Опять она сидела за столиком, поводила плечами, говорила налево, говорила направо, перекатывалась круглая боль в голове. Ей показалось, что в очках у Франца плывут красные и синие пятна, и она решила, что это каким-то образом отражаются шары, колыхающиеся над столом. Драйер невыносимо смеялся, хлопая ладонью по столу и сильно откидываясь. Она протянула ногу под столом, нажала. Франц вздрогнул и встал, поклонился. Она положила руку к нему на плечо. Музыка на мгновение пробилась через туман, дошла до нее, окружила. Ей показалось, что все опять хорошо, оттого что это ведь – он, Франц, его руки, его ноги, его милые движения.
– Ближе, еще ближе, – забормотала она, – чтобы мне было тепло…
– Я устал, – сказал он тихо. – Я смертельно устал. Пожалуйста… не надо так…
Музыка встала на дыбы и рассыпалась. Она двинулась к столику. Кругом били в ладоши. Музыка воскресла. Мимо нее скользнул танцмейстер с ярко-желтой барышней. Индусские глаза студента мелькнули у ее лица, он кланялся, он приглашал. Она видела, как Марта Драйер прильнула к нему, зашагала, закружилась.
Драйер и Франц остались сидеть одни. Драйер отбивал пальцем такт, и глядел на танцующих, и слушал сильный голос певицы, нанятой дирекцией. Певица, небольшого роста, плотная, невеселая, надрываясь, орала, приплясывая: «Монтевидэо, Монтевидэо, пускай не едет в тот край мой Лэо…» Ее толкали танцующие, она без конца повторяла истошный припев, толстяк в смокинге, ее сожитель, шипел на нее, чтобы она выбрала что-нибудь другое, что никто не смеется, и с тоской Драйер вспоминал, что это «Монтевидэо» он слышал и вчера, и третьего дня, и опять странная грусть на него нахлынула, и он растерялся, когда вдруг певица осеклась и улыбнулась. Франц сидел рядом, облокотясь на стол, и тоже смотрел на танцующих. Был он немного пьян, ломило в плечах от утренней гребли, было жарко, воротничок размяк. Его томила огромная, оглушительная тоска. Хотелось ему лбом упасть на стол и так остаться навеки. Он чувствовал, что его мучат изощренно, безобразно мучат, выворачивают наизнанку, – и нет конца, нет конца… Такой тоски человек не выдерживает, что-то должно лопнуть, кости наконец хряснут.

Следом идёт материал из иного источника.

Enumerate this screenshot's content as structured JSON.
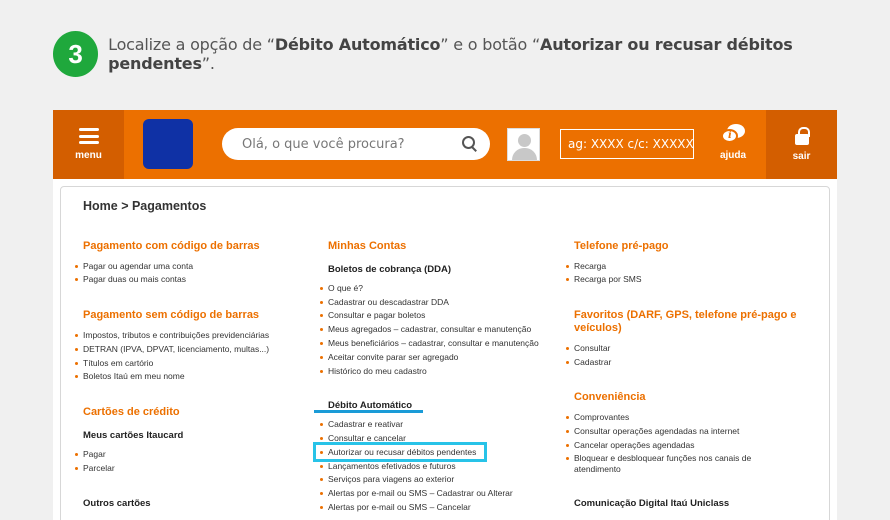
{
  "step": {
    "number": "3",
    "text_pre": "Localize a opção de “",
    "bold1": "Débito Automático",
    "text_mid": "” e o botão “",
    "bold2": "Autorizar ou recusar débitos pendentes",
    "text_post": "”."
  },
  "topbar": {
    "menu_label": "menu",
    "search_placeholder": "Olá, o que você procura?",
    "account_placeholder": "ag: XXXX c/c: XXXXX-X",
    "help_label": "ajuda",
    "logout_label": "sair",
    "colors": {
      "bar": "#ec7000",
      "dark": "#d35e00",
      "logo": "#0f31a5"
    }
  },
  "breadcrumb": "Home > Pagamentos",
  "col1": {
    "s1_title": "Pagamento com código de barras",
    "s1_items": [
      "Pagar ou agendar uma conta",
      "Pagar duas ou mais contas"
    ],
    "s2_title": "Pagamento sem código de barras",
    "s2_items": [
      "Impostos, tributos e contribuições previdenciárias",
      "DETRAN (IPVA, DPVAT, licenciamento, multas...)",
      "Títulos em cartório",
      "Boletos Itaú em meu nome"
    ],
    "s3_title": "Cartões de crédito",
    "s3_sub": "Meus cartões Itaucard",
    "s3_items": [
      "Pagar",
      "Parcelar"
    ],
    "s4_sub": "Outros cartões"
  },
  "col2": {
    "title": "Minhas Contas",
    "sub1": "Boletos de cobrança (DDA)",
    "sub1_items": [
      "O que é?",
      "Cadastrar ou descadastrar DDA",
      "Consultar e pagar boletos",
      "Meus agregados – cadastrar, consultar e manutenção",
      "Meus beneficiários – cadastrar, consultar e manutenção",
      "Aceitar convite parar ser agregado",
      "Histórico do meu cadastro"
    ],
    "sub2": "Débito Automático",
    "sub2_items": [
      "Cadastrar e reativar",
      "Consultar e cancelar",
      "Autorizar ou recusar débitos pendentes",
      "Lançamentos efetivados e futuros",
      "Serviços para viagens ao exterior",
      "Alertas por e-mail ou SMS – Cadastrar ou Alterar",
      "Alertas por e-mail ou SMS – Cancelar"
    ]
  },
  "col3": {
    "s1_title": "Telefone pré-pago",
    "s1_items": [
      "Recarga",
      "Recarga por SMS"
    ],
    "s2_title": "Favoritos (DARF, GPS, telefone pré-pago e veículos)",
    "s2_items": [
      "Consultar",
      "Cadastrar"
    ],
    "s3_title": "Conveniência",
    "s3_items": [
      "Comprovantes",
      "Consultar operações agendadas na internet",
      "Cancelar operações agendadas",
      "Bloquear e desbloquear funções nos canais de atendimento"
    ],
    "s4_sub": "Comunicação Digital Itaú Uniclass"
  }
}
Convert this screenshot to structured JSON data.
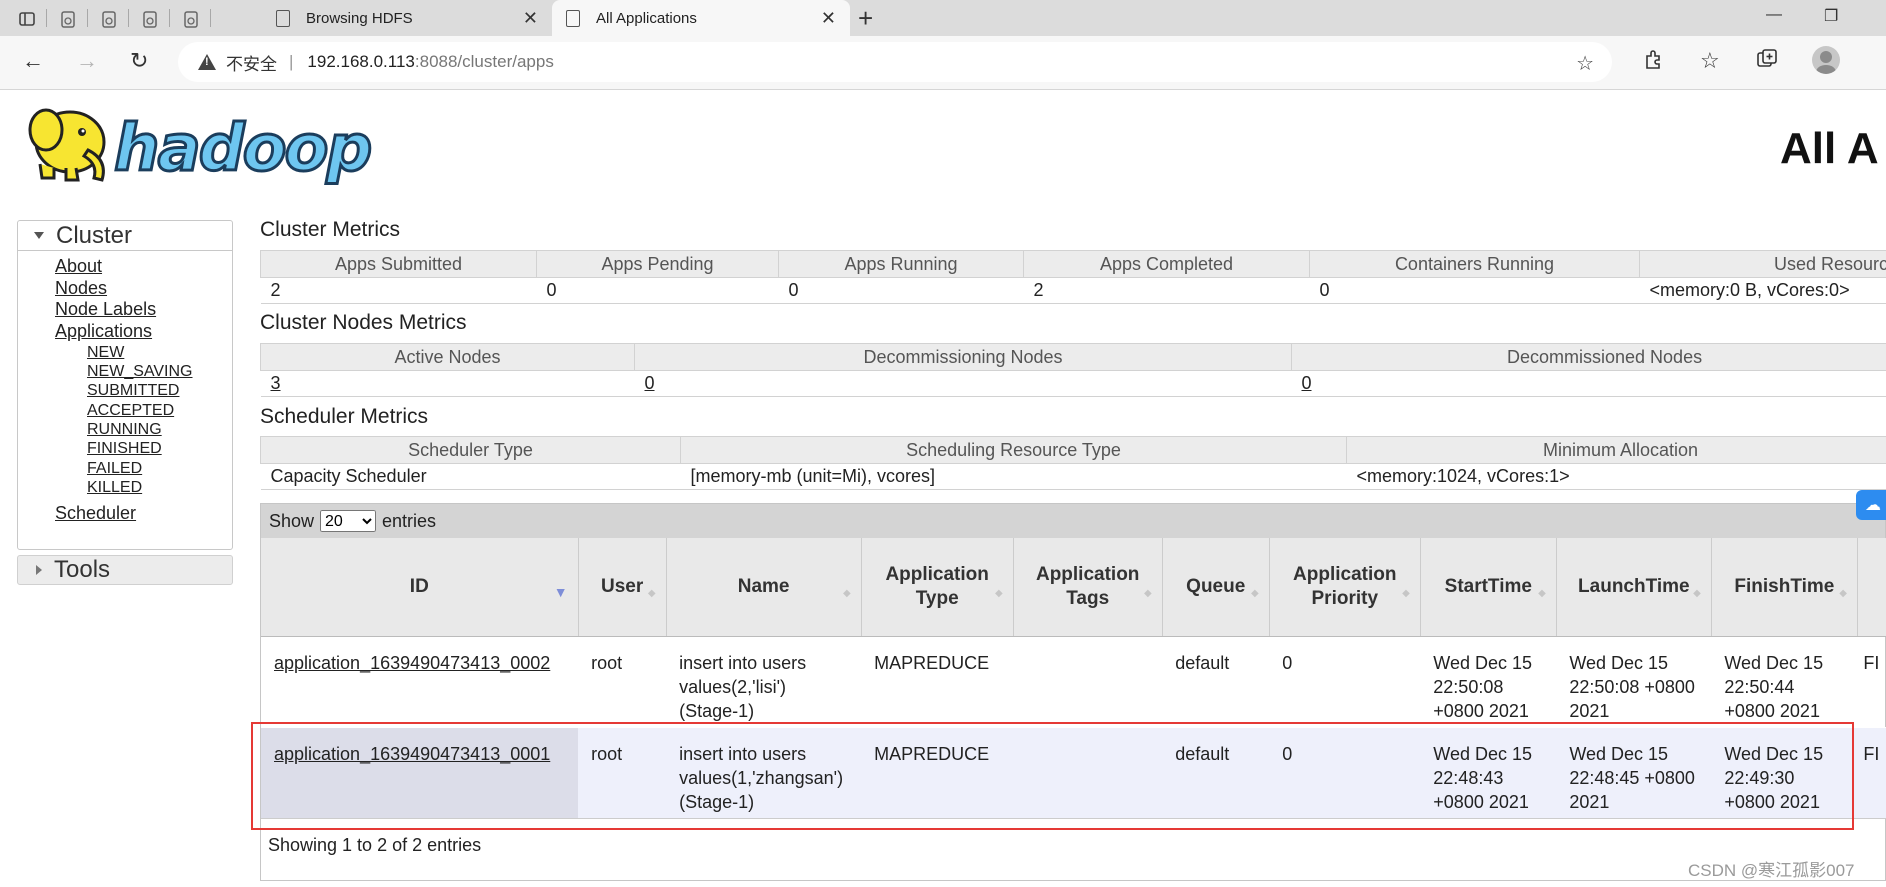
{
  "browser": {
    "tabs": [
      {
        "title": "Browsing HDFS",
        "active": false
      },
      {
        "title": "All Applications",
        "active": true
      }
    ],
    "security_label": "不安全",
    "url_host": "192.168.0.113",
    "url_rest": ":8088/cluster/apps"
  },
  "page": {
    "logo_text": "hadoop",
    "title": "All A"
  },
  "sidebar": {
    "cluster_title": "Cluster",
    "links": [
      "About",
      "Nodes",
      "Node Labels",
      "Applications"
    ],
    "app_states": [
      "NEW",
      "NEW_SAVING",
      "SUBMITTED",
      "ACCEPTED",
      "RUNNING",
      "FINISHED",
      "FAILED",
      "KILLED"
    ],
    "scheduler_link": "Scheduler",
    "tools_title": "Tools"
  },
  "cluster_metrics": {
    "title": "Cluster Metrics",
    "headers": [
      "Apps Submitted",
      "Apps Pending",
      "Apps Running",
      "Apps Completed",
      "Containers Running",
      "Used Resources"
    ],
    "values": [
      "2",
      "0",
      "0",
      "2",
      "0",
      "<memory:0 B, vCores:0>"
    ]
  },
  "node_metrics": {
    "title": "Cluster Nodes Metrics",
    "headers": [
      "Active Nodes",
      "Decommissioning Nodes",
      "Decommissioned Nodes"
    ],
    "values": [
      "3",
      "0",
      "0"
    ]
  },
  "scheduler_metrics": {
    "title": "Scheduler Metrics",
    "headers": [
      "Scheduler Type",
      "Scheduling Resource Type",
      "Minimum Allocation"
    ],
    "values": [
      "Capacity Scheduler",
      "[memory-mb (unit=Mi), vcores]",
      "<memory:1024, vCores:1>"
    ]
  },
  "apps": {
    "show_label": "Show",
    "page_size": "20",
    "entries_label": "entries",
    "columns": {
      "id": "ID",
      "user": "User",
      "name": "Name",
      "type": "Application Type",
      "tags": "Application Tags",
      "queue": "Queue",
      "priority": "Application Priority",
      "start": "StartTime",
      "launch": "LaunchTime",
      "finish": "FinishTime"
    },
    "rows": [
      {
        "id": "application_1639490473413_0002",
        "user": "root",
        "name": "insert into users values(2,'lisi') (Stage-1)",
        "type": "MAPREDUCE",
        "tags": "",
        "queue": "default",
        "priority": "0",
        "start": "Wed Dec 15 22:50:08 +0800 2021",
        "launch": "Wed Dec 15 22:50:08 +0800 2021",
        "finish": "Wed Dec 15 22:50:44 +0800 2021",
        "state": "FI"
      },
      {
        "id": "application_1639490473413_0001",
        "user": "root",
        "name": "insert into users values(1,'zhangsan') (Stage-1)",
        "type": "MAPREDUCE",
        "tags": "",
        "queue": "default",
        "priority": "0",
        "start": "Wed Dec 15 22:48:43 +0800 2021",
        "launch": "Wed Dec 15 22:48:45 +0800 2021",
        "finish": "Wed Dec 15 22:49:30 +0800 2021",
        "state": "FI"
      }
    ],
    "footer": "Showing 1 to 2 of 2 entries"
  },
  "watermark": "CSDN @寒江孤影007",
  "colors": {
    "highlight_box": "#e53935",
    "selected_row": "#eef0fb",
    "logo_blue": "#6ec6f0",
    "logo_yellow": "#f7e531"
  }
}
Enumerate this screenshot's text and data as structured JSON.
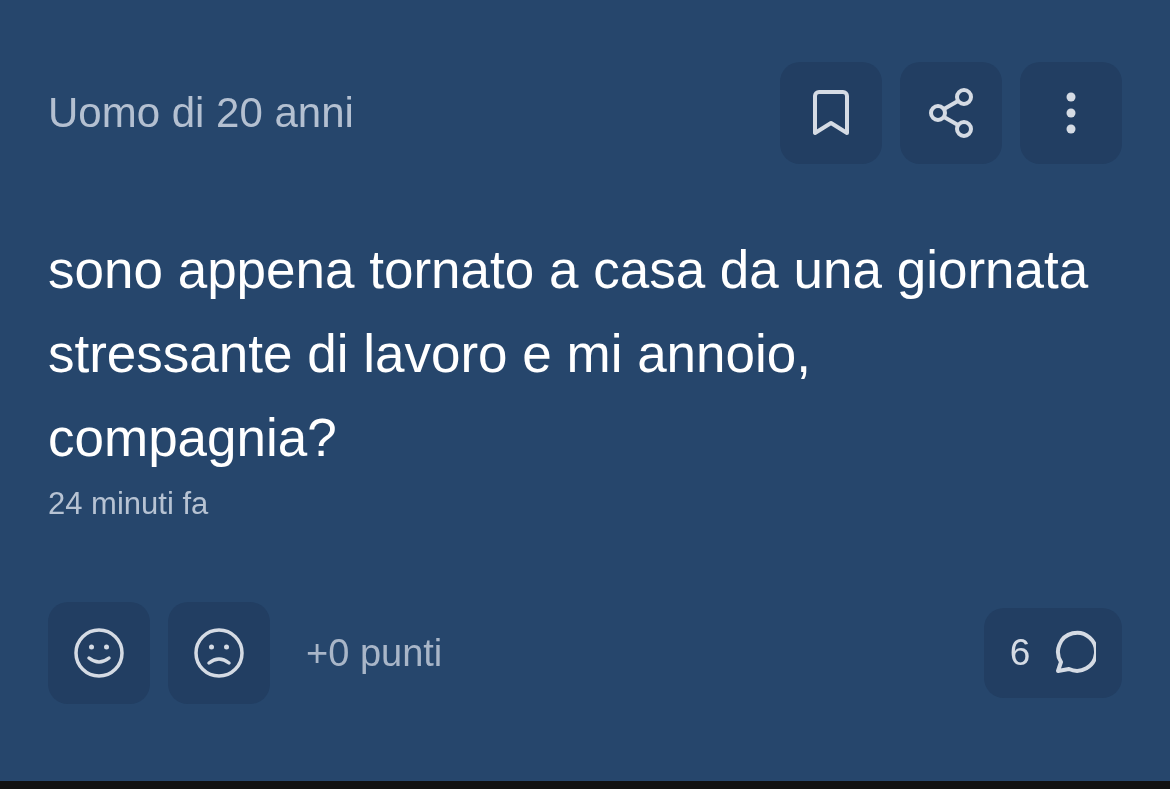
{
  "post": {
    "author": "Uomo di 20 anni",
    "text": "sono appena tornato a casa da una giornata stressante di lavoro e mi annoio, compagnia?",
    "time": "24 minuti fa",
    "points": "+0 punti",
    "comments": "6"
  }
}
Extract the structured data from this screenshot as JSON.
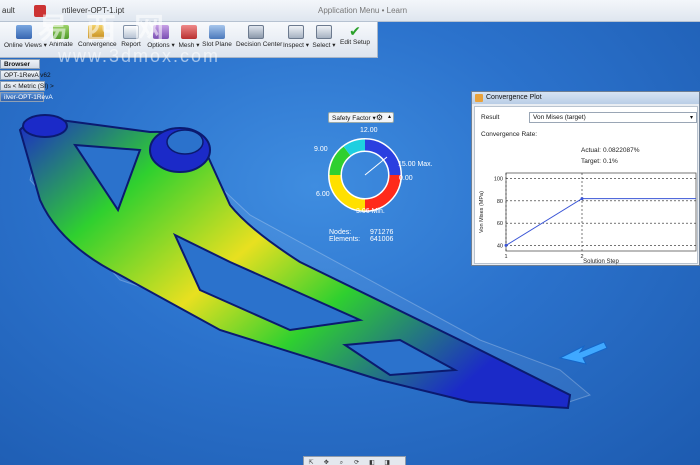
{
  "titlebar": {
    "left_text": "ault",
    "doc_name": "ntilever-OPT-1.ipt",
    "right_text": "Application Menu • Learn"
  },
  "watermark": {
    "chars": "易西网",
    "url": "www.3dmox.com"
  },
  "ribbon": {
    "items": [
      {
        "label": "Online Views ▾",
        "icon": "views-icon"
      },
      {
        "label": "Animate",
        "icon": "animate-icon"
      },
      {
        "label": "Convergence",
        "icon": "convergence-icon"
      },
      {
        "label": "Report",
        "icon": "report-icon"
      },
      {
        "label": "Options ▾",
        "icon": "options-icon"
      },
      {
        "label": "Mesh ▾",
        "icon": "mesh-icon"
      },
      {
        "label": "Slot Plane",
        "icon": "slot-plane-icon"
      },
      {
        "label": "Decision Center",
        "icon": "decision-center-icon"
      },
      {
        "label": "Inspect ▾",
        "icon": "inspect-icon"
      },
      {
        "label": "Select ▾",
        "icon": "select-icon"
      },
      {
        "label": "Edit Setup",
        "icon": "checkmark-icon"
      }
    ]
  },
  "browser": {
    "header": "Browser",
    "rows": [
      "OPT-1RevA v62",
      "ds < Metric (SI) >",
      "ilver-OPT-1RevA"
    ]
  },
  "legend": {
    "dropdown_label": "Safety Factor ▾",
    "ticks": {
      "t12": "12.00",
      "t9": "9.00",
      "t15": "15.00 Max.",
      "t0": "0.00",
      "t6": "6.00",
      "t3": "3.06 Min."
    },
    "nodes_label": "Nodes:",
    "nodes_value": "971276",
    "elements_label": "Elements:",
    "elements_value": "641006",
    "colors": [
      "#ff2a1a",
      "#ffe000",
      "#2fd02f",
      "#1ecfe0",
      "#2b3fe0"
    ]
  },
  "convergence": {
    "title": "Convergence Plot",
    "result_label": "Result",
    "result_value": "Von Mises (target)",
    "rate_label": "Convergence Rate:",
    "actual_label": "Actual:",
    "actual_value": "0.0822087%",
    "target_label": "Target:",
    "target_value": "0.1%"
  },
  "chart_data": {
    "type": "line",
    "xlabel": "Solution Step",
    "ylabel": "Von Mises (MPa)",
    "x_ticks": [
      "1",
      "2"
    ],
    "y_ticks": [
      "40",
      "60",
      "80",
      "100"
    ],
    "ylim": [
      35,
      105
    ],
    "xlim": [
      1,
      3.5
    ],
    "series": [
      {
        "x": [
          1,
          2,
          3.5
        ],
        "y": [
          40,
          82,
          82
        ]
      }
    ],
    "grid": true
  },
  "navbar": {
    "icons": [
      "⇱",
      "✥",
      "⌕",
      "⟳",
      "◧",
      "◨",
      "■"
    ]
  }
}
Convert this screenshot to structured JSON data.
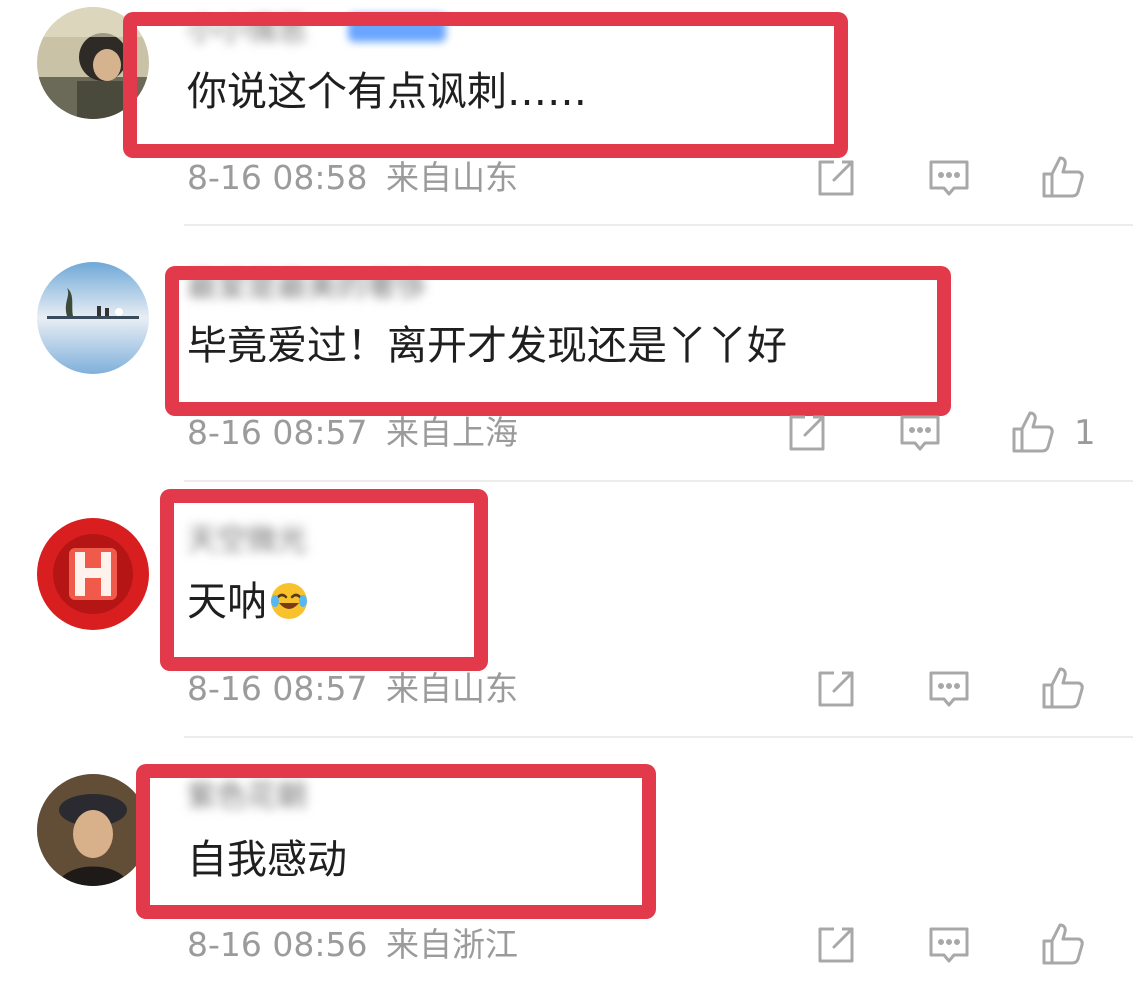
{
  "comments": [
    {
      "username": "小小情思",
      "has_vip": true,
      "text": "你说这个有点讽刺……",
      "time": "8-16 08:58",
      "location": "来自山东",
      "likes": ""
    },
    {
      "username": "最爱是最美的奢侈",
      "has_vip": false,
      "text": "毕竟爱过！离开才发现还是丫丫好",
      "time": "8-16 08:57",
      "location": "来自上海",
      "likes": "1"
    },
    {
      "username": "天空微光",
      "has_vip": false,
      "text": "天呐",
      "emoji": "laughing-crying-emoji",
      "time": "8-16 08:57",
      "location": "来自山东",
      "likes": ""
    },
    {
      "username": "紫色花朝",
      "has_vip": false,
      "text": "自我感动",
      "time": "8-16 08:56",
      "location": "来自浙江",
      "likes": ""
    }
  ],
  "icons": {
    "repost": "repost-icon",
    "reply": "reply-icon",
    "like": "like-icon"
  },
  "colors": {
    "highlight": "#e33a4b",
    "meta_text": "#9b9b9b",
    "icon": "#a8a8a8"
  }
}
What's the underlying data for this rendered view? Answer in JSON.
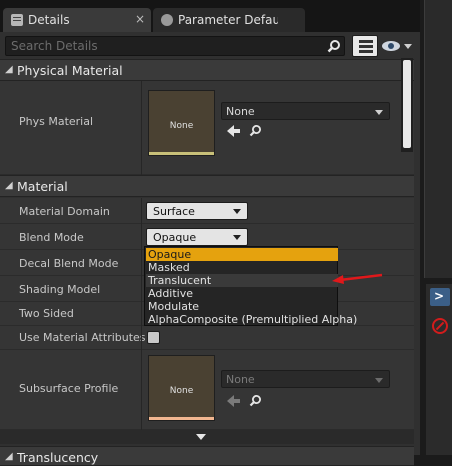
{
  "tabs": [
    {
      "label": "Details",
      "active": true,
      "close": "×"
    },
    {
      "label": "Parameter Defaults",
      "active": false,
      "close": "×"
    }
  ],
  "search": {
    "placeholder": "Search Details"
  },
  "sections": {
    "physical_material": {
      "title": "Physical Material",
      "rows": [
        {
          "label": "Phys Material",
          "thumbnail": "None",
          "value": "None"
        }
      ]
    },
    "material": {
      "title": "Material",
      "rows": [
        {
          "label": "Material Domain",
          "value": "Surface"
        },
        {
          "label": "Blend Mode",
          "value": "Opaque"
        },
        {
          "label": "Decal Blend Mode"
        },
        {
          "label": "Shading Model"
        },
        {
          "label": "Two Sided"
        },
        {
          "label": "Use Material Attributes",
          "checked": false
        },
        {
          "label": "Subsurface Profile",
          "thumbnail": "None",
          "value": "None"
        }
      ]
    },
    "next_section": {
      "title": "Translucency"
    }
  },
  "blend_mode_options": [
    {
      "label": "Opaque",
      "selected": true
    },
    {
      "label": "Masked"
    },
    {
      "label": "Translucent",
      "hovered": true
    },
    {
      "label": "Additive"
    },
    {
      "label": "Modulate"
    },
    {
      "label": "AlphaComposite (Premultiplied Alpha)"
    }
  ],
  "colors": {
    "accent": "#e5a20e",
    "annotation_arrow": "#e0181b",
    "panel": "#303030",
    "error": "#d21c1c"
  },
  "icons": [
    "tab-details-icon",
    "tab-parameter-icon",
    "search-icon",
    "grid-view-icon",
    "eye-icon",
    "use-selected-arrow-icon",
    "browse-icon",
    "expand-arrow-icon",
    "error-icon",
    "console-icon"
  ]
}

Он словно сейчас очнулся, как больной – на операционном столе, и почувствовал, что его режут. Он посмотрел вокруг себя, теребя веревку шара, привязанного к бутылке, и увидел отражение в зеркале – затылок Драйера, кивавшего в такт музыки.
Он отвел глаза, запутался взглядом в ногах танцующих и с жадностью уцепился за сияющее синее платье. Иностранка в синем платье и загорелый мужчина в старомодном смокинге. Он давно заметил эту чету – они мелькали, как повторный образ во сне, как легкий лейтмотив, – то на пляже, то в кафэ, то на набережной. Но только теперь он осознал этот образ, понял, что он значит. У дамы в синем был нежно-накрашенный рот, нежные, как будто близорукие глаза, и ее жених или муж, большелобый, с зализами на висках, улыбался ей, и по сравнению с загаром зубы у него казались особенно белыми. И Франц так позавидовал этой чете, что сразу его тоска еще пуще разрослась. Музыка остановилась. Они прошли мимо него. Они громко говорили. Они говорили на совершенно непонятном языке.
И опять – волна хлороформа, беспощадная близость Марты.
– Ваша тетя танцует как богиня! – обратился к нему студент, садясь рядом.
– Я очень устал, – невпопад ответил он. – Я сегодня много греб. Гребной спорт очень полезен.
Драйер меж тем говорил, посмеиваясь:
– А мне можно тебя пригласить на один тур? Только разок. Обещаю тебе не наступать на ноги.
– Пойдем домой, – тихо сказала Марта. – Мне как-то нехорошо…
Моргая спросонья, в желтой пижаме, расстегнутой на животе, Драйер вышел на балкон. Ослепительно искрилась мокрая листва. Море было молочно-синеватое, сплошь в играющих блестках. Пятна солнца дрожали на перилах балкона, на ступенях смешной лестницы, спускающейся в сад. На веревочке сох женин купальный костюм. Он вернулся в темную спальню, спеша одеться, чтобы ехать в столицу. Через три четверти часа отходил автобус, который повезет его по деревенским дорогам к станции. В полутьме он пополоскался в резиновой ванне. На балконе, пристально глядя в сияющее зеркальце, поставленное на перила, с удовольствием побрился, чуть припудрил горящие щеки. Снова вернувшись в полутьму, он бодро оделся, вынул из шкапа городскую шляпу.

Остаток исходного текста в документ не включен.